Over the past few years, I’ve come to respect the passion my West African colleagues have for spreading the gospel through evangelism programs. We American Presbyterians can definitely learn from them! But at times, I also find myself feeling a bit uneasy.
When people learn that I am a “missionary”, they often ask me, how many souls have I won, how many heathens have I converted, how many people have I rescued from perishing? The more critical side of me wants to respond and say zero. I haven’t saved anyone, converted anyone, or rescued anyone. And the reason I haven’t is I don’t have this power. Only God can do these things.
But at the same time, I do believe in the need to speak with others about the Good News of Jesus Christ, because I believe it has the power to transform both individual lives and entire communities.
What we can do is share with other people stories about how following Jesus has changed us and allowed us to experience in our own lives the fruit of the Holy Spirit – love, joy, peace, patience, kindness, generosity, faithfulness, gentleness, and self-control. We can do this faithfully and with integrity. And everything else – any conversion of hearts, minds, and souls – is left to God.
I invite you to pray for our partners in West Africa – in Ghana, Togo, Nigeria, and Niger—as they embark on evangelism. Thank you for all the support you give, which allows us to help one another, and learn from each other, as we live out our Christian lives together.
First Presbyterian Church supports PCUSA Mission Coworker Mark Adams and his ministry on the US/Mexico Border.
About ten years ago, weeds wouldn’t even grow on the land that was given to DouglaPrieta. But they dreamed big-they dreamed of converting the barren land into a food jungle. And with a lot of hard work, tons of different types of manure, and a beaucoup of compost, laughter, tears and prayer, they are producing more vegetables than their families can eat and are blessing their community with not only fresh vegetables, but also with an example of faith and perseverance.
At DouglaPrieta’s anniversary, Rosalinda Sagaste Chavez, one of the founders, thanked Frontera de Cristo for believing in their dream and accompanying them on their journey to its realization. Yet, it is we who are honored to be invited to participate with them to be a part of God’s amazing, creative and transformative community-building and life-giving, work.

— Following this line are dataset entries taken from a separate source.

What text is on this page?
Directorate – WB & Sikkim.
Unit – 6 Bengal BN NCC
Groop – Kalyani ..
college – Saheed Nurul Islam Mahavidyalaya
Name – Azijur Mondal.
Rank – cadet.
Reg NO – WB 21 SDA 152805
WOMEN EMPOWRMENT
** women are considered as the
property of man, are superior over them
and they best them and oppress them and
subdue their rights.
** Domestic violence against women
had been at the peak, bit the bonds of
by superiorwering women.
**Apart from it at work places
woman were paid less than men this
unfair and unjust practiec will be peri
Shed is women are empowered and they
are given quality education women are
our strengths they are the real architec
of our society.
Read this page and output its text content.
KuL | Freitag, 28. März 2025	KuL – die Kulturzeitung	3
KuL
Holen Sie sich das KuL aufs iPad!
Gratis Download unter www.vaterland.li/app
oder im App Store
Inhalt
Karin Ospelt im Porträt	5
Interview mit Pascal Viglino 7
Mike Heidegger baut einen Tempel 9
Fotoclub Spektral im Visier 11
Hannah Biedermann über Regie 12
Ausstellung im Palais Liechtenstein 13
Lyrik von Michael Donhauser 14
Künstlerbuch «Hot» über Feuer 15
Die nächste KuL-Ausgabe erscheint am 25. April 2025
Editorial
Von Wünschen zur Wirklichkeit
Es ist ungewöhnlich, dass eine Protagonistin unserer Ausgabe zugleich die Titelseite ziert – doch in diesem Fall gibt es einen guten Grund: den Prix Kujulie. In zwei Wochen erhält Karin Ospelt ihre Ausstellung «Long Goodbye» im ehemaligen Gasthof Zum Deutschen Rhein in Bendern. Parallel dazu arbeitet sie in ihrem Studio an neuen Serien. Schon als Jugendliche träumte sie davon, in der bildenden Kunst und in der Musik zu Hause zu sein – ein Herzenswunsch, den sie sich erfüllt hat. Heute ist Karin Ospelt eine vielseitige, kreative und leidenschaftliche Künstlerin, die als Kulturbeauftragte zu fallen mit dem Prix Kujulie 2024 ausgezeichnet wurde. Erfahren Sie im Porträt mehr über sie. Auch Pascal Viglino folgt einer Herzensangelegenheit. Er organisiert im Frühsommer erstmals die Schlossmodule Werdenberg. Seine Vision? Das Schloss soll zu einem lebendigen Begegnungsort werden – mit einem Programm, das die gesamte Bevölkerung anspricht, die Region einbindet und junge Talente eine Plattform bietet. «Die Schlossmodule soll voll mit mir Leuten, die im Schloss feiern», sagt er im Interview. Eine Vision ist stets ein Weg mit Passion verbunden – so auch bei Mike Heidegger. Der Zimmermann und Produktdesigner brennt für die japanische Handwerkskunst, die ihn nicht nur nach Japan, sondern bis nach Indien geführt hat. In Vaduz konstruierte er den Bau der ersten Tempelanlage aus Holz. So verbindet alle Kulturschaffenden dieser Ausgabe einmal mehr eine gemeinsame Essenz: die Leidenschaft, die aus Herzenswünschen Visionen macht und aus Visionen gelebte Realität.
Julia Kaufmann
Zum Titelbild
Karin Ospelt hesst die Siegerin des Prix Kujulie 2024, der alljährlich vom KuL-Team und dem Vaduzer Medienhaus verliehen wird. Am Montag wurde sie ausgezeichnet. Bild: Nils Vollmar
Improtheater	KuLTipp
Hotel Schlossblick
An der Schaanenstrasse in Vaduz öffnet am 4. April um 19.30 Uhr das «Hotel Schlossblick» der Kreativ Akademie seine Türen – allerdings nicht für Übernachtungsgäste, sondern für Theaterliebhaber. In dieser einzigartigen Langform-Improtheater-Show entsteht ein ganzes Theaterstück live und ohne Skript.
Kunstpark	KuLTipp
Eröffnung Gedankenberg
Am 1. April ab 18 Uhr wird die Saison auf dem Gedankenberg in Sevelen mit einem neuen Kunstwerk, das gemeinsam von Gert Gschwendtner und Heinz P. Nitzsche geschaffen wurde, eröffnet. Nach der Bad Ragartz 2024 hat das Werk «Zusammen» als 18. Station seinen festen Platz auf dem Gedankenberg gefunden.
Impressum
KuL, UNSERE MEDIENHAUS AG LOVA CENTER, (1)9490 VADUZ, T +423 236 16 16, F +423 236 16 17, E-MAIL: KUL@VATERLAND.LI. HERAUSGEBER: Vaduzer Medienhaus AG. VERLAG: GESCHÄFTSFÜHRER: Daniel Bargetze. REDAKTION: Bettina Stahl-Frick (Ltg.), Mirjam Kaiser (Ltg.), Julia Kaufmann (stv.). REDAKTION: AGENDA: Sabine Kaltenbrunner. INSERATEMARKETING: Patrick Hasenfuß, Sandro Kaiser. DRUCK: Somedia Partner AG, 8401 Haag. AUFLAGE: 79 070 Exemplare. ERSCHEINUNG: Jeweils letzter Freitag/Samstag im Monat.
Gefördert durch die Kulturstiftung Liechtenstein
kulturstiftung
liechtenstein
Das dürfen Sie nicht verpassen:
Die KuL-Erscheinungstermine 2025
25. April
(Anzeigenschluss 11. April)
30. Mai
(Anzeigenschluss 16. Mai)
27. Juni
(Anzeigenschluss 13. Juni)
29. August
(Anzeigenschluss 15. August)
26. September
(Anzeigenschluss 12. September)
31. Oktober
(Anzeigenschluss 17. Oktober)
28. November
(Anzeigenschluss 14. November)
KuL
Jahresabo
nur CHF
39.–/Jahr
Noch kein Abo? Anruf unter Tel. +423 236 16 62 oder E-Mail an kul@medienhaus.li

Whether it is with an amazing group of women who envision creating something out of nothing, or a with a group of farmers determined to transform their community by creating an international roasting business, or with an unlikely group of Presbyterians and Catholics who decide to work together to provide a welcome to those children of God who are being rejected by the economy of their home countries and the immigration policies of the United States, or with a group of recovering addicts who believe we can provide support for the children, youth and families of Agua Prieta in living fulfilling drug-free lives, Frontera de Cristo, at our best, accepts the invitation of unlikely people to dream big and work with them toward a world that reflects God’s love.